Once again, Ishida is interested in characters arguing and clashing without either side necessarily being at fault. Each of the characters has a different, less obvious side to their personality, and the film moves towards them becoming more aware of their feelings and becoming more empathetic towards their friends while shedding the myopic view of the world that comes with childhood . One girl, Reina, who increasingly becomes the focus of the film, is amusingly contradictory in this way – she poses as an adult, pragmatic member of the group, but is also obsessed with roller coasters. She makes a big show of constantly bragging about her upcoming trip to Florida (she even wears a Miami t-shirt as a constant reminder), but it quickly becomes apparent that the bluster is a childish effort to get Kosuke’s attention. As a result, she wants to shoot down Natsume at every opportunity. Reina is a window into Ishida’s compelling approach to writing children – often as capable of being selfish brats as they are of spreading simple wisdom and never being slandered in any way.

There is enough vitality drive home that two hours in a single location against a minimal backdrop doesn’t really feel like overkill – the apartment feels spacious and the kids end up drifting past other abandoned buildings that become opportunities for adventure. The movie doesn’t quite manage to maintain the intrigue in the same way Penguin Highway‘s amusing bird hijinks do, especially with this film’s gradual scientific approach to his imagination.
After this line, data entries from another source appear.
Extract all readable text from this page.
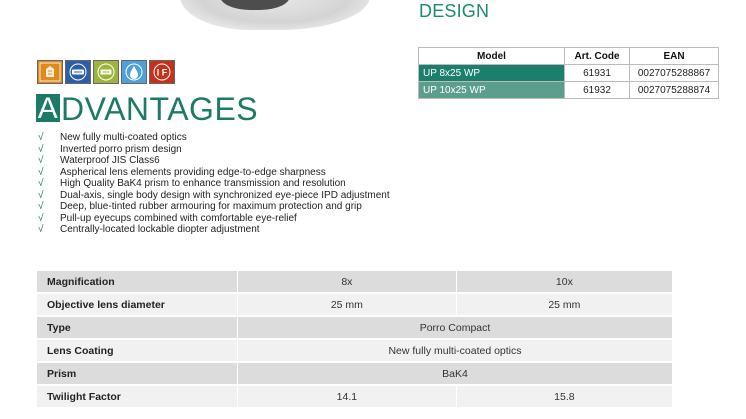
DESIGN
Model	Art. Code	EAN
UP 8x25 WP	61931	0027075288867
UP 10x25 WP	61932	0027075288874
I F
ADVANTAGES
√ New fully multi-coated optics
√ Inverted porro prism design
√ Waterproof JIS Class6
√ Aspherical lens elements providing edge-to-edge sharpness
√ High Quality BaK4 prism to enhance transmission and resolution
√ Dual-axis, single body design with synchronized eye-piece IPD adjustment
√ Deep, blue-tinted rubber armouring for maximum protection and grip
√ Pull-up eyecups combined with comfortable eye-relief
√ Centrally-located lockable diopter adjustment
Magnification	8x	10x
Objective lens diameter	25 mm	25 mm
Type	Porro Compact	
Lens Coating	New fully multi-coated optics	
Prism	BaK4	
Twilight Factor	14.1	15.8
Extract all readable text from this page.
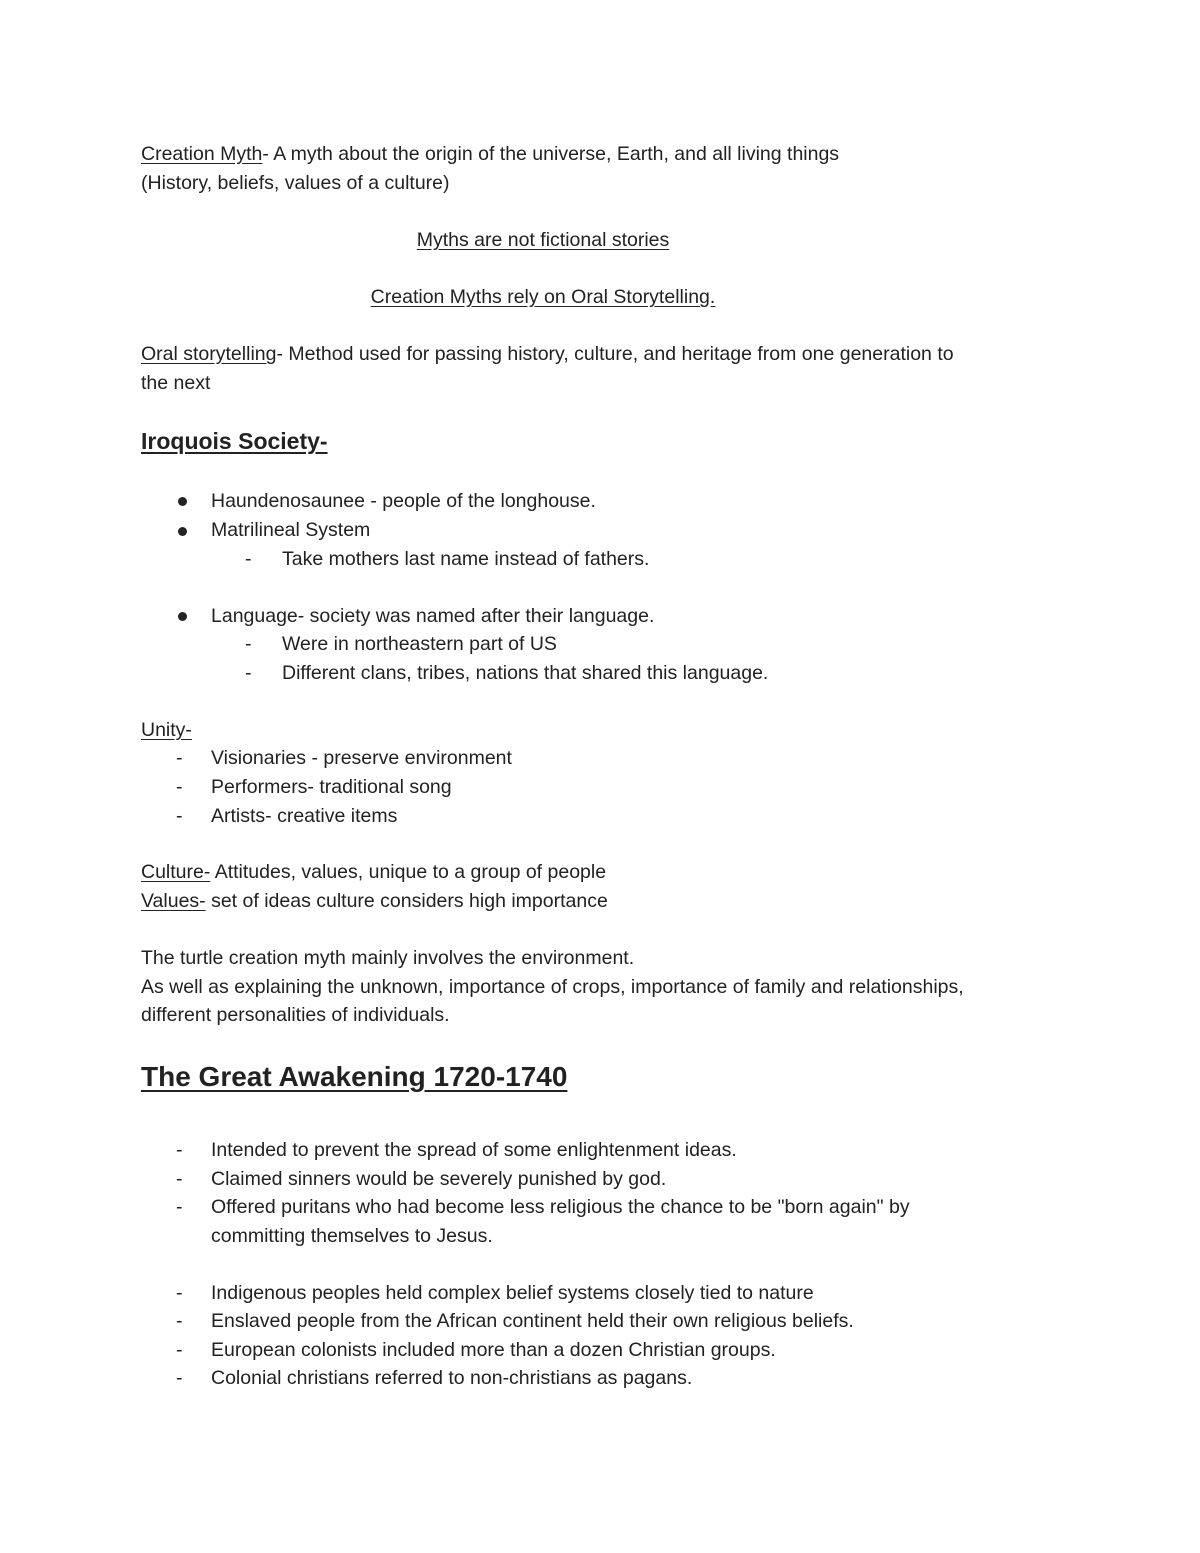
Creation Myth- A myth about the origin of the universe, Earth, and all living things
(History, beliefs, values of a culture)
Myths are not fictional stories
Creation Myths rely on Oral Storytelling.
Oral storytelling- Method used for passing history, culture, and heritage from one generation to
the next
Iroquois Society-
Haundenosaunee - people of the longhouse.
Matrilineal System
- Take mothers last name instead of fathers.
Language- society was named after their language.
- Were in northeastern part of US
- Different clans, tribes, nations that shared this language.
Unity-
- Visionaries - preserve environment
- Performers- traditional song
- Artists- creative items
Culture- Attitudes, values, unique to a group of people
Values- set of ideas culture considers high importance
The turtle creation myth mainly involves the environment.
As well as explaining the unknown, importance of crops, importance of family and relationships,
different personalities of individuals.
The Great Awakening 1720-1740
- Intended to prevent the spread of some enlightenment ideas.
- Claimed sinners would be severely punished by god.
- Offered puritans who had become less religious the chance to be "born again" by
committing themselves to Jesus.
- Indigenous peoples held complex belief systems closely tied to nature
- Enslaved people from the African continent held their own religious beliefs.
- European colonists included more than a dozen Christian groups.
- Colonial christians referred to non-christians as pagans.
But the adventure in drive home is nonetheless compelling and makes up for the lack of a process with a very real danger as the children must search for food to survive being shipwrecked.

Despite the generally strong character work, Ishida and Mori strike repetitive tones between the other characters as they become tighter and tighter in panic and yell at each other with increasing frequency. This tension meets diminishing returns fairly quickly. But at least such moments feel like a fairly believable portrayal of children stranded alone, particularly during a race against time to search for food.

While the entire journey is intelligently and sensitively implemented, there are points where drive home feels (appropriately!) a little lost at sea as its characters struggle between youthful impulses and empathy for their friends. Regardless, the film is admirable for its patient engagement in unpacking the children’s feelings for each other, the building, and other relics from their past as they learn to carry their attachments and memories to new places.

drive home now streaming on Netflix.